An instance of Variable is anything that can be calculated from the values of the given inputs dependencies using the provided formula (i.e., a Python function).

Calculated value can be None, that is why a non-calculated value is designated with _null.

An instance of Variable is best created within the given Namespace. For example, when the Variables subtype of the Namespace is instantiated, it gets populated with the freshly created Variable instances per the VarSpec specifications passed to it. Or, when the External subtype of the Namespace is queried for the given variable name, if a Variable with such a name is not already present in that external namespace, it will be created and stored there.

Parameters:
  • name – name of the Variable instance.

  • source – name of the Namespace instance which is

the namespace / source of this Variable. :param inputs: (optional) map from names of the Variable inputs (which are names of other Variable instances) to names of their Namespace`s. :param formula: (optional) function that calculates the value of this `Variable from its sources. :param metadata: any possible metadata associated with this variable. :param cacheable: (default False) when True, the corresponding Value (see below) will be cached during calculation. When attempting to recompute with the same inputs, cached value will be returned instead.
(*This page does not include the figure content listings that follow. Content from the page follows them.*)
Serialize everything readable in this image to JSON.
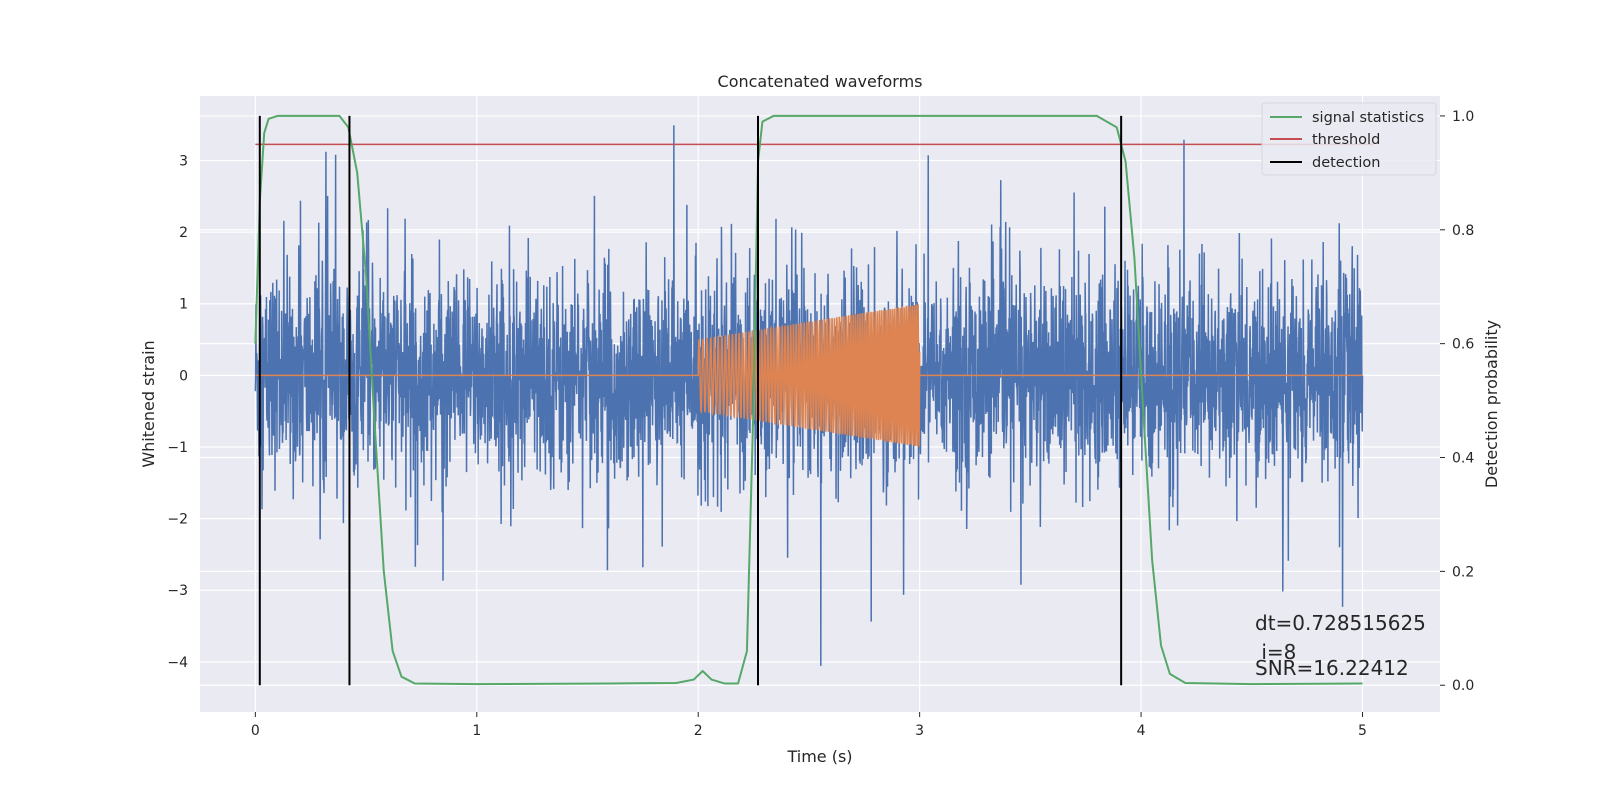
{
  "chart_data": {
    "type": "line",
    "title": "Concatenated waveforms",
    "xlabel": "Time (s)",
    "ylabel": "Whitened strain",
    "ylabel_right": "Detection probability",
    "xlim": [
      -0.25,
      5.35
    ],
    "ylim": [
      -4.7,
      3.9
    ],
    "ylim_right": [
      -0.047,
      1.035
    ],
    "x_ticks": [
      0,
      1,
      2,
      3,
      4,
      5
    ],
    "y_ticks": [
      -4,
      -3,
      -2,
      -1,
      0,
      1,
      2,
      3
    ],
    "y_ticks_right": [
      0.0,
      0.2,
      0.4,
      0.6,
      0.8,
      1.0
    ],
    "x_tick_labels": [
      "0",
      "1",
      "2",
      "3",
      "4",
      "5"
    ],
    "y_tick_labels": [
      "−4",
      "−3",
      "−2",
      "−1",
      "0",
      "1",
      "2",
      "3"
    ],
    "y_tick_labels_right": [
      "0.0",
      "0.2",
      "0.4",
      "0.6",
      "0.8",
      "1.0"
    ],
    "grid": true,
    "legend_position": "top-right",
    "colors": {
      "strain": "#4c72b0",
      "injection": "#dd8452",
      "signal_statistics": "#55a868",
      "threshold": "#c44e52",
      "detection": "#000000",
      "plot_bg": "#eaeaf2",
      "grid": "#ffffff"
    },
    "series": [
      {
        "name": "",
        "axis": "left",
        "kind": "noise",
        "x_range": [
          0,
          5
        ],
        "std": 0.95,
        "peak_min": -4.3,
        "peak_max": 3.55
      },
      {
        "name": "",
        "axis": "left",
        "kind": "chirp",
        "x_range": [
          2.0,
          3.0
        ],
        "amplitude_start": 0.5,
        "amplitude_end": 1.0
      },
      {
        "name": "signal statistics",
        "axis": "right",
        "x": [
          0,
          0.02,
          0.04,
          0.06,
          0.1,
          0.38,
          0.42,
          0.46,
          0.5,
          0.54,
          0.58,
          0.62,
          0.66,
          0.72,
          1.0,
          1.6,
          1.9,
          1.98,
          2.02,
          2.06,
          2.12,
          2.18,
          2.22,
          2.25,
          2.27,
          2.29,
          2.34,
          3.8,
          3.89,
          3.93,
          3.97,
          4.01,
          4.05,
          4.09,
          4.13,
          4.2,
          4.5,
          5.0
        ],
        "values": [
          0.6,
          0.85,
          0.97,
          0.995,
          1.0,
          1.0,
          0.98,
          0.9,
          0.72,
          0.45,
          0.2,
          0.06,
          0.015,
          0.003,
          0.002,
          0.003,
          0.004,
          0.01,
          0.025,
          0.01,
          0.003,
          0.003,
          0.06,
          0.5,
          0.92,
          0.99,
          1.0,
          1.0,
          0.98,
          0.92,
          0.75,
          0.48,
          0.22,
          0.07,
          0.02,
          0.004,
          0.002,
          0.003
        ]
      },
      {
        "name": "threshold",
        "axis": "right",
        "x": [
          0,
          5.05
        ],
        "values": [
          0.95,
          0.95
        ]
      },
      {
        "name": "detection",
        "axis": "right",
        "kind": "vlines",
        "x": [
          0.02,
          0.425,
          2.27,
          3.91
        ],
        "ymin": 0.0,
        "ymax": 1.0
      }
    ],
    "annotations": [
      "dt=0.728515625",
      " i=8",
      "SNR=16.22412"
    ]
  }
}
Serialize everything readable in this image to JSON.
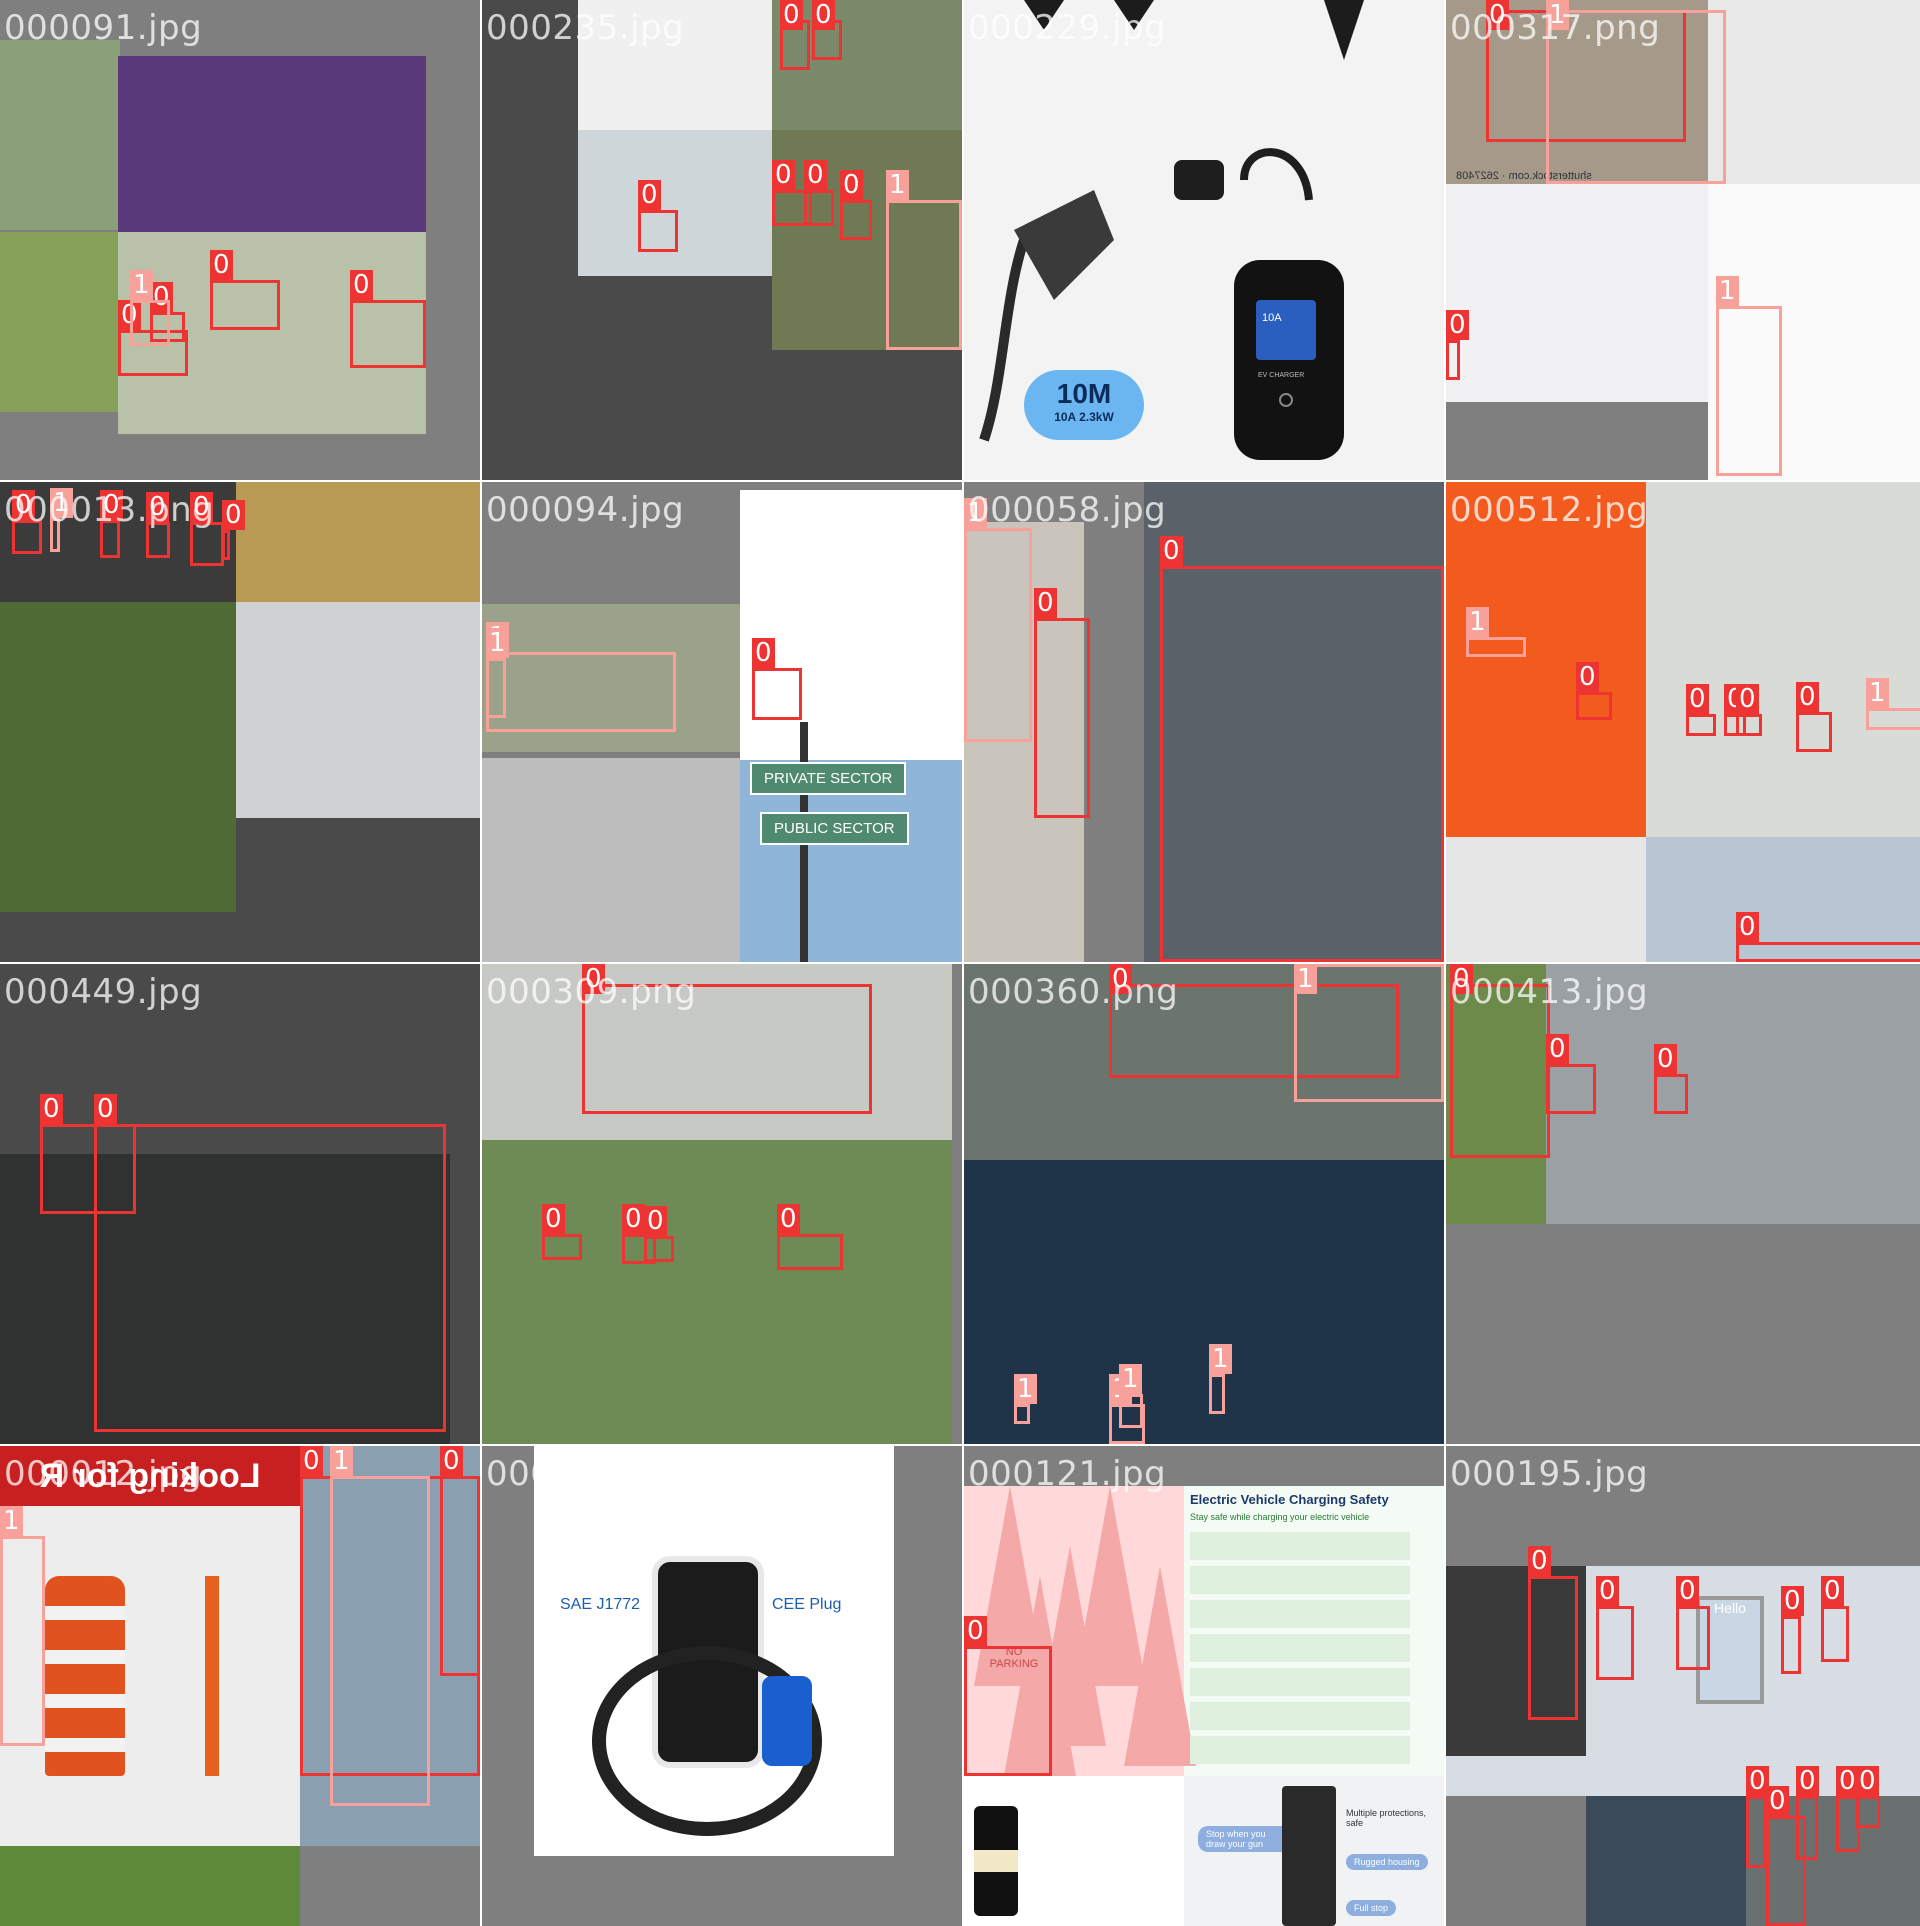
{
  "mosaic": {
    "colors": {
      "class_0": "#ee3333",
      "class_1": "#f7a19a",
      "letterbox": "#7f7f7f",
      "dark_pad": "#4a4a4a"
    },
    "tiles": [
      {
        "filename": "000091.jpg",
        "photos": [
          {
            "desc": "street",
            "color": "#8aa07a"
          },
          {
            "desc": "fireworks",
            "color": "#5a3a7a"
          },
          {
            "desc": "charging lot",
            "color": "#b9c2a8"
          },
          {
            "desc": "field cones",
            "color": "#86a05a"
          }
        ],
        "detections": [
          {
            "cls": "0"
          },
          {
            "cls": "0"
          },
          {
            "cls": "1"
          },
          {
            "cls": "0"
          },
          {
            "cls": "0"
          }
        ]
      },
      {
        "filename": "000235.jpg",
        "photos": [
          {
            "desc": "cone",
            "color": "#f0f0f0"
          },
          {
            "desc": "cone grass",
            "color": "#7a8a6a"
          },
          {
            "desc": "gas station chargers",
            "color": "#cfd6da"
          },
          {
            "desc": "pole",
            "color": "#6f7a55"
          }
        ],
        "detections": [
          {
            "cls": "0"
          },
          {
            "cls": "0"
          },
          {
            "cls": "0"
          },
          {
            "cls": "0"
          },
          {
            "cls": "0"
          },
          {
            "cls": "0"
          },
          {
            "cls": "1"
          }
        ]
      },
      {
        "filename": "000229.jpg",
        "photos": [
          {
            "desc": "ev charger product",
            "color": "#f3f3f3"
          }
        ],
        "callout": {
          "title": "10M",
          "subtitle": "10A 2.3kW",
          "screen": "10A",
          "unit": "EV CHARGER"
        },
        "detections": []
      },
      {
        "filename": "000317.png",
        "photos": [
          {
            "desc": "pavement",
            "color": "#a59a8a"
          },
          {
            "desc": "plug",
            "color": "#e8e8e8"
          },
          {
            "desc": "car charging",
            "color": "#f1f1f3"
          },
          {
            "desc": "type2 plug",
            "color": "#fafafa"
          }
        ],
        "watermark": "shutterstock.com · 2627408",
        "detections": [
          {
            "cls": "0"
          },
          {
            "cls": "1"
          },
          {
            "cls": "0"
          },
          {
            "cls": "1"
          }
        ]
      },
      {
        "filename": "000013.png",
        "photos": [
          {
            "desc": "lot",
            "color": "#3b3b3b"
          },
          {
            "desc": "dump truck",
            "color": "#b89a55"
          },
          {
            "desc": "charger grass",
            "color": "#4f6a35"
          },
          {
            "desc": "fence panel",
            "color": "#cfd1d3"
          }
        ],
        "detections": [
          {
            "cls": "0"
          },
          {
            "cls": "1"
          },
          {
            "cls": "0"
          },
          {
            "cls": "0"
          },
          {
            "cls": "0"
          },
          {
            "cls": "0"
          },
          {
            "cls": "0"
          }
        ]
      },
      {
        "filename": "000094.jpg",
        "photos": [
          {
            "desc": "leaf charging",
            "color": "#9aa28a"
          },
          {
            "desc": "cones tape",
            "color": "#ffffff"
          },
          {
            "desc": "charging bays",
            "color": "#bdbdbd"
          },
          {
            "desc": "sky signpost",
            "color": "#8fb6d8"
          }
        ],
        "signs": {
          "top": "PRIVATE SECTOR",
          "bottom": "PUBLIC SECTOR"
        },
        "detections": [
          {
            "cls": "1"
          },
          {
            "cls": "1"
          },
          {
            "cls": "0"
          }
        ]
      },
      {
        "filename": "000058.jpg",
        "photos": [
          {
            "desc": "man charging",
            "color": "#c9c5bd"
          },
          {
            "desc": "car closeup",
            "color": "#5a6168"
          }
        ],
        "detections": [
          {
            "cls": "1"
          },
          {
            "cls": "0"
          },
          {
            "cls": "0"
          }
        ]
      },
      {
        "filename": "000512.jpg",
        "photos": [
          {
            "desc": "orange sign",
            "color": "#f25a1e"
          },
          {
            "desc": "canopy station",
            "color": "#d9dcd6"
          },
          {
            "desc": "car charging white",
            "color": "#e6e6e6"
          },
          {
            "desc": "lot lamp",
            "color": "#b8c6d4"
          }
        ],
        "detections": [
          {
            "cls": "1"
          },
          {
            "cls": "0"
          },
          {
            "cls": "0"
          },
          {
            "cls": "0"
          },
          {
            "cls": "0"
          },
          {
            "cls": "0"
          },
          {
            "cls": "1"
          },
          {
            "cls": "0"
          }
        ]
      },
      {
        "filename": "000449.jpg",
        "photos": [
          {
            "desc": "dark fence",
            "color": "#2f3230"
          }
        ],
        "detections": [
          {
            "cls": "0"
          },
          {
            "cls": "0"
          }
        ]
      },
      {
        "filename": "000309.png",
        "photos": [
          {
            "desc": "black pickup",
            "color": "#c7c9c4"
          },
          {
            "desc": "fast chargers",
            "color": "#6e8a55"
          }
        ],
        "detections": [
          {
            "cls": "0"
          },
          {
            "cls": "0"
          },
          {
            "cls": "0"
          },
          {
            "cls": "0"
          },
          {
            "cls": "0"
          }
        ]
      },
      {
        "filename": "000360.png",
        "photos": [
          {
            "desc": "parking stop",
            "color": "#6b746d"
          },
          {
            "desc": "futuristic charging",
            "color": "#1f3448"
          }
        ],
        "detections": [
          {
            "cls": "0"
          },
          {
            "cls": "1"
          },
          {
            "cls": "1"
          },
          {
            "cls": "1"
          },
          {
            "cls": "1"
          },
          {
            "cls": "1"
          }
        ]
      },
      {
        "filename": "000413.jpg",
        "photos": [
          {
            "desc": "car fence",
            "color": "#6e8a4a"
          },
          {
            "desc": "empty lot fence",
            "color": "#9aa0a4"
          }
        ],
        "detections": [
          {
            "cls": "0"
          },
          {
            "cls": "0"
          },
          {
            "cls": "0"
          }
        ]
      },
      {
        "filename": "000012.jpg",
        "photos": [
          {
            "desc": "barrel bollard",
            "color": "#ededed"
          },
          {
            "desc": "woman car",
            "color": "#8aa0b0"
          },
          {
            "desc": "trees",
            "color": "#5f8a3a"
          }
        ],
        "banner": "Looking for R",
        "detections": [
          {
            "cls": "1"
          },
          {
            "cls": "0"
          },
          {
            "cls": "1"
          },
          {
            "cls": "0"
          }
        ]
      },
      {
        "filename": "000498.jpg",
        "photos": [
          {
            "desc": "charger kit",
            "color": "#ffffff"
          }
        ],
        "kit": {
          "left": "SAE J1772",
          "right": "CEE Plug"
        },
        "detections": []
      },
      {
        "filename": "000121.jpg",
        "photos": [
          {
            "desc": "no parking cones",
            "color": "#ffd9d9"
          },
          {
            "desc": "safety infographic",
            "color": "#f4faf4"
          },
          {
            "desc": "bollard",
            "color": "#ffffff"
          },
          {
            "desc": "pedestal charger",
            "color": "#f1f2f4"
          }
        ],
        "cone_text": "NO PARKING",
        "infographic": {
          "title": "Electric Vehicle Charging Safety",
          "subtitle": "Stay safe while charging your electric vehicle"
        },
        "bubbles": [
          "Stop when you draw your gun",
          "Rugged housing",
          "Full stop"
        ],
        "caption": "Multiple protections, safe",
        "detections": [
          {
            "cls": "0"
          }
        ]
      },
      {
        "filename": "000195.jpg",
        "photos": [
          {
            "desc": "storefront kiosk",
            "color": "#d7dde2"
          },
          {
            "desc": "parking cars",
            "color": "#7d7d7d"
          },
          {
            "desc": "charger cable",
            "color": "#3a4a5a"
          },
          {
            "desc": "red cars",
            "color": "#6a7070"
          }
        ],
        "kiosk_text": "Hello",
        "detections": [
          {
            "cls": "0"
          },
          {
            "cls": "0"
          },
          {
            "cls": "0"
          },
          {
            "cls": "0"
          },
          {
            "cls": "0"
          },
          {
            "cls": "0"
          },
          {
            "cls": "0"
          },
          {
            "cls": "0"
          },
          {
            "cls": "0"
          },
          {
            "cls": "0"
          }
        ]
      }
    ]
  }
}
Use sparingly!

cacheable: bool = False
formula: Callable = None
inputs: Mapping[str, str]
metadata: str | None = None
name: str
qual_name() str[source]

Qualified name of Variable incorporates both the name of the Variable and the name of its source / namespace.

source: str = ''
class numbox.core.variable.variable.Variables(name: str, variables: list[VarSpec])[source]

Bases: Namespace

numbox.core.variable.variable.make_qual_name(namespace_name: str, var_name: str) str[source]

Each Variable instance is best initialized in and owned by a Namespace object (such as, instances of External and Variables), with the given namespace_name.

This function thereby returns qualified name of the Variable instance.